2. A cette faiblesse idéologique s'est ajoutée, en second lieu, une faiblesse organisationnelle. Comme je le faisais remarquer plus haut, pour l'essentiel, le mouvement n'a jamais échappé aux organisations syndicales ; et le gros des salariés et des militants en mouvement se sont mis à la remorque de ces dernières, en se faisant ainsi lanterner et en définitive éconduire. Même là où le mouvement s'est enraciné, en durant et en s'élargissant, les pratiques d'auto-organisation de la lutte (assemblée générale des grévistes, élection d'un comité de grève considéré comme seul représentatif du mouvement, strict contrôle sur les délégués et représentants, etc.) ont été rares et limitées. A aucun moment, elles n'ont conduit à remettre en cause les organisations syndicales, même lorsqu'il est devenu évident pour à peu près tout le monde que ces dernières se comportaient en fossoyeurs du mouvement. Peut‑il en être autrement alors que des décennies de reculs et de défaites nous séparent des dernières périodes (la fin des années 1960 et le début des années 1970) où ces pratiques étaient monnaie courante dans les luttes sociales ? Et ce en dépit de leur résurgence sporadique lors de certains mouvements dans la seconde moitie des années 1990 (coordinations des infirmières et des instituteurs).
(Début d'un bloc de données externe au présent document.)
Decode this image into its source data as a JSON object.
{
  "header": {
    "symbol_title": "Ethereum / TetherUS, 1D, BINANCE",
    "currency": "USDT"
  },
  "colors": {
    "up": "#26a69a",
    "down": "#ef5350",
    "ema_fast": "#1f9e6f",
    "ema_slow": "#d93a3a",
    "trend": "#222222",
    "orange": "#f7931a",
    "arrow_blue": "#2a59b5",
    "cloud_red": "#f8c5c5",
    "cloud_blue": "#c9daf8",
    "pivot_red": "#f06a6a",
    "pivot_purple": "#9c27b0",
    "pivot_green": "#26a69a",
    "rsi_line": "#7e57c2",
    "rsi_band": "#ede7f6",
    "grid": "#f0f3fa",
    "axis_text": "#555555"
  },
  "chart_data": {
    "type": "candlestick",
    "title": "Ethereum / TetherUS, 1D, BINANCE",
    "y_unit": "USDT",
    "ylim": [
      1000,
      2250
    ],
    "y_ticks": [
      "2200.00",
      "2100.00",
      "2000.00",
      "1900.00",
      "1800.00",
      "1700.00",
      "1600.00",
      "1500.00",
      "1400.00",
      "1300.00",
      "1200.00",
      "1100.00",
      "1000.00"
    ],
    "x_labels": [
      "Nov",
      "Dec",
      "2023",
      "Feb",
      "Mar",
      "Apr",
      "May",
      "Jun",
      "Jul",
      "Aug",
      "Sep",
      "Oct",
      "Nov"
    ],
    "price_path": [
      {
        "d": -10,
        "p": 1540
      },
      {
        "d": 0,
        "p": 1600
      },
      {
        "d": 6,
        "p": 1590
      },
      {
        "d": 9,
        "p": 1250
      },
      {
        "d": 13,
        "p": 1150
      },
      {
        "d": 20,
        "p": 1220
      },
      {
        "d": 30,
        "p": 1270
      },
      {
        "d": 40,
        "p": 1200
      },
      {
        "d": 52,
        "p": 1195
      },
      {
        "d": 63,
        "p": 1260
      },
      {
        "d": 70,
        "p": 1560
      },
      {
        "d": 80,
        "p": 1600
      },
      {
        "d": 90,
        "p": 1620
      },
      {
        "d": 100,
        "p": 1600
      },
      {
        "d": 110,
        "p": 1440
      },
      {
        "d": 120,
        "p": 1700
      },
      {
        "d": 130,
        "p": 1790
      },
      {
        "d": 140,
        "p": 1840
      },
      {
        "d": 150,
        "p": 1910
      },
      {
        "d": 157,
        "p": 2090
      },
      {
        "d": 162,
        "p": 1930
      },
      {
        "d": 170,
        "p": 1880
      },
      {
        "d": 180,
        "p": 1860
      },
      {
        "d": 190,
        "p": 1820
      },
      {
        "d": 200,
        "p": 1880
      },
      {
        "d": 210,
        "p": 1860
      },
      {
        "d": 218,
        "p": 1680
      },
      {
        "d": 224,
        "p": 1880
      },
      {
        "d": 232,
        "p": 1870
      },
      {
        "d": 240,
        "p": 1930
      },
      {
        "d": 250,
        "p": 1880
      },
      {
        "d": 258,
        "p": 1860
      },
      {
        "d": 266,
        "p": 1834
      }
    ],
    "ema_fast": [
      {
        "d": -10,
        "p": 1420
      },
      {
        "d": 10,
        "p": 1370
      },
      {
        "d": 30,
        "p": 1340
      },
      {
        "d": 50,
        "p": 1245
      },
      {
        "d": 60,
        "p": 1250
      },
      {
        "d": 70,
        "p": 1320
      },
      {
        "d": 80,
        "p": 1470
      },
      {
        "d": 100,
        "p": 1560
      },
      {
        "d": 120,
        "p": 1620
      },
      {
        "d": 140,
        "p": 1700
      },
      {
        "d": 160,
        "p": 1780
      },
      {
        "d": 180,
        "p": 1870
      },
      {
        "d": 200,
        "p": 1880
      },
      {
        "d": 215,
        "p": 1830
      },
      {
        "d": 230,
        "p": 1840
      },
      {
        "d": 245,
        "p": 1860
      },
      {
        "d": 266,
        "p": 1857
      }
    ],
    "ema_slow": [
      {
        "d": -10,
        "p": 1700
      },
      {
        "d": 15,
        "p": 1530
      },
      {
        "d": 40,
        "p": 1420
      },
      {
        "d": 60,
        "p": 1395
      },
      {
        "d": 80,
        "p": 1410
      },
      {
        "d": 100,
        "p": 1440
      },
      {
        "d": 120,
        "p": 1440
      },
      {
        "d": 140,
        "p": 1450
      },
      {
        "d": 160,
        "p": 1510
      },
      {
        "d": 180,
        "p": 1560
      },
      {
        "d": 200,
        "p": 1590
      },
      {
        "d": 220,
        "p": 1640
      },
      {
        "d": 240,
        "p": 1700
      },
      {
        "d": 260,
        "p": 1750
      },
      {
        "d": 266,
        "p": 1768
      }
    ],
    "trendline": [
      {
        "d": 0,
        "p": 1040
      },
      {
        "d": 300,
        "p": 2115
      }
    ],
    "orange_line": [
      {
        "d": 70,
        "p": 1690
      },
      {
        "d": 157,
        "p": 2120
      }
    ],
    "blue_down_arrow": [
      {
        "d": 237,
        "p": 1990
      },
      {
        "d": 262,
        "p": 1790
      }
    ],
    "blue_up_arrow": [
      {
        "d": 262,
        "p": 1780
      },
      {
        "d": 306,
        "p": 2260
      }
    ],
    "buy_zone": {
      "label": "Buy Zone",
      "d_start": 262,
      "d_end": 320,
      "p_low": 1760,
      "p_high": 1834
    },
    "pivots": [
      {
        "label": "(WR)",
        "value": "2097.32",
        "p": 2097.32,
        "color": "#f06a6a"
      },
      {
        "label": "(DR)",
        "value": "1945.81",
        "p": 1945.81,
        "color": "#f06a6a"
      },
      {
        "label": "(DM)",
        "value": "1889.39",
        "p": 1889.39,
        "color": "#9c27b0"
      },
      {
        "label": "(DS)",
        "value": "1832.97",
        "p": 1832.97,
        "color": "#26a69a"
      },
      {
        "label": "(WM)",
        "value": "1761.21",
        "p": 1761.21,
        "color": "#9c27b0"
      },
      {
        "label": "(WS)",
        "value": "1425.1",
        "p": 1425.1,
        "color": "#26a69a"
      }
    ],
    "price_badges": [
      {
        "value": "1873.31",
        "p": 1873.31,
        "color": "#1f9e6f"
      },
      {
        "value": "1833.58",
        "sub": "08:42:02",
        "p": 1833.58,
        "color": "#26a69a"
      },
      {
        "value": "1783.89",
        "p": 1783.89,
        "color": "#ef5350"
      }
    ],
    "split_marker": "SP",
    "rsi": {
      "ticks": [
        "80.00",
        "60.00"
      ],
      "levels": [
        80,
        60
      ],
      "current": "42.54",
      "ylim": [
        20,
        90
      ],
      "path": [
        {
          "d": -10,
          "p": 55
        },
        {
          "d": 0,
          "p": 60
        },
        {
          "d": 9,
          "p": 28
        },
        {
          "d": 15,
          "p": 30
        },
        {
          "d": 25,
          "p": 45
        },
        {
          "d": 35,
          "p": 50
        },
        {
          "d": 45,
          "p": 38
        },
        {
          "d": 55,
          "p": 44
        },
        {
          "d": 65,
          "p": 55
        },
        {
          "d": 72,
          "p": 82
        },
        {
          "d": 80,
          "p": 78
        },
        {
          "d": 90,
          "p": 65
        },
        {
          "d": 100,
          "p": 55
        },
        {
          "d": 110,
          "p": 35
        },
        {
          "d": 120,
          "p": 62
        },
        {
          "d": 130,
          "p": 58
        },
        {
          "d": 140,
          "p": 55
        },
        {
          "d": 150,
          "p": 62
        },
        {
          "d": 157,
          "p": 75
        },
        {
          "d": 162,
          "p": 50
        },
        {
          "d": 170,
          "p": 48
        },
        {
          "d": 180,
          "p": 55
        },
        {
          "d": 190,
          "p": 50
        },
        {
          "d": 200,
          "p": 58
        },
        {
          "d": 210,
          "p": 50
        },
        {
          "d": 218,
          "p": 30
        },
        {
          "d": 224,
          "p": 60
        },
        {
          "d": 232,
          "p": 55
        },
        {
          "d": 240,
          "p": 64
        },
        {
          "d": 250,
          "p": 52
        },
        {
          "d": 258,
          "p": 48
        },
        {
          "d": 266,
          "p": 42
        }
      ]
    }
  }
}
3. Mais la faiblesse du mouvement a été en troisième et dernier lieu surtout programmatique. Si le mouvement n'a pas su imposer son hégémonie dans son propre camp, y remporter la bataille des idées, s'il n'a pas su développer les formes de lutte et d'organisation qui seules peuvent garantir son autonomie par rapport aux organisations syndicales, c'est qu'il est encore aujourd'hui très largement dépourvu de toute perspective programmatique. Ce qui fait essentiellement défaut aujourd'hui pour parvenir à mobiliser le plus largement le camp des travailleurs, c'est un programme. Par quoi, il faut entendre non pas seulement une série de revendications en rapport avec les problèmes les plus immédiats que connaissent les travailleurs (en termes de rémunération, de conditions de travail, de conditions de logement, etc.) ; mais plus largement et plus profondément une perspective globale qui tout à la fois leur rende intelligible le monde dans lequel ils vivent et leur indique pour quoi (dans quels buts généraux et finaux) et comment (selon quelles stratégies, tactiques et formes d'organisation) lutter. C'est à élaborer, formuler, discuter, propager un pareil programme que les militants, groupes et organisations qui se réclament d'une perspective anticapitaliste doivent s'atteler dans les mois et les années à venir, pour espérer conjurer un jour la fatalité de la défaite. - Juillet 2003
Alain Bihr
* Alain Bihr, professeur à l'Université de Besançon, est membre du comité de rédaction de A contre-courant syndical et politique. Il a publié aux Editions Page deux La reproduction du capital, 2 vol., 2001.